Photo/IllutrationThe upper part of the Monju prototype fast-breeder reactor (Asahi Shimbun file photo)

The industry ministry on Dec. 3 announced an outline of Japan’s new fast reactor project, the successor to the failed Monju prototype fast-breeder reactor that cost taxpayers more than 1 trillion yen ($8.82 billion).

The Ministry of Economy, Trade and Industry said it aims to start operations of the fast reactor in the middle of this century and full operations in the last half of the century. The outline, however, did not provide such details as the type of fast reactor envisioned and its anticipated output.

The government’s panel on developing a fast reactor, headed by industry minister Hiroshige Seko, is expected to approve the road map for the project by the year-end.

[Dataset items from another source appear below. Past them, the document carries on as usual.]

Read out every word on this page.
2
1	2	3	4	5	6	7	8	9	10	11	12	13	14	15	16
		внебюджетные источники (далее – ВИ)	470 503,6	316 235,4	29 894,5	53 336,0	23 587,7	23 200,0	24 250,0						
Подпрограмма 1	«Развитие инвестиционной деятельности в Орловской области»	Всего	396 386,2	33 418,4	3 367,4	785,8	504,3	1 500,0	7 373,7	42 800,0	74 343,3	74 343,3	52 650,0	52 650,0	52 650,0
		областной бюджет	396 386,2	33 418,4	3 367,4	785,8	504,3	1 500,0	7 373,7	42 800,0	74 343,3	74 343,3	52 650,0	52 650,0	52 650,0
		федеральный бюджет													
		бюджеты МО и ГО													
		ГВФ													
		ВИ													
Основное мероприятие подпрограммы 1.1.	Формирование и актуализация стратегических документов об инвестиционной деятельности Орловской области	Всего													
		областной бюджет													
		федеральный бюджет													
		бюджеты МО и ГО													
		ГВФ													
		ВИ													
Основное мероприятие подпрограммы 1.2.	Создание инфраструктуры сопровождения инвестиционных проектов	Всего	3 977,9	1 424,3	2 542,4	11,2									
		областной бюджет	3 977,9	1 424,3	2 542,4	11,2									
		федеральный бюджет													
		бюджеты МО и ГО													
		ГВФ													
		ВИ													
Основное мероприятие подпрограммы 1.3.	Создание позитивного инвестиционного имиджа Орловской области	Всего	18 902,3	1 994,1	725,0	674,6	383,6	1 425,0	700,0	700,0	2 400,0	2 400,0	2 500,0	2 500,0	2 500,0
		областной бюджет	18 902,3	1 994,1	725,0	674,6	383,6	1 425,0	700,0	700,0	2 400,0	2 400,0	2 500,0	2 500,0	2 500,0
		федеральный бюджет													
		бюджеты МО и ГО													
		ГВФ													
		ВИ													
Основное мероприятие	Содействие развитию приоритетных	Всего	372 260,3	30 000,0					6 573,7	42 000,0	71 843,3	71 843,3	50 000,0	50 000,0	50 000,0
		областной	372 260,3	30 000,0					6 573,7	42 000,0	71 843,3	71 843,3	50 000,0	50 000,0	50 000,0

The fast reactor project will be Japan’s second attempt to create a nuclear fuel recycling program.

The first attempt centered on the Monju reactor in Fukui Prefecture. It was designed to use plutonium recovered from spent fuel from other reactors.

However, the prototype fast-breeder reactor was plagued with problems, including a sodium coolant leak and other safety issues, and had remained offline for more than two decades.

The government decided to decommission Monju in December 2016.

The ministry’s announcement on Dec. 3 is the first time authorities mentioned a targeted time frame for a fast reactor since scrapping Monju became official.

The government’s fuel-recycling plan contains four stages: building an experimental reactor, followed by a prototype reactor, a demonstration reactor and finally a commercial reactor.

Before the triple meltdown at the Fukushima No. 1 nuclear power plant in 2011, the government had planned to build a demonstration reactor for fuel recycling by around 2025 and a commercial reactor before 2050.

The Monju project was only in the second stage.

A fast reactor uses fast neutrons and burns plutonium efficiently.

The ministry’s outline said the government will try an array of nuclear technologies expected to be proposed by the private sector over the coming five years or so.

In 2024 or later, the government will narrow down which technologies it will adopt for the fast reactor project and craft a new road map to bring the reactor online.

But the project and spending are expected to come under scrutiny given the huge price tag for Monju and the scant results achieved.

After the decommissioning of Monju was announced, the government said it would participate in France’s Advanced Sodium Technological Reactor for Industrial Demonstration (ASTRID) reactor program.

But the French government decided to scale back the program this year, and Japan’s plan is now up in the air.

The outline did not refer to ASTRID, although it mentioned Japan’s readiness to cooperate with the United States, France and other countries in nuclear technology.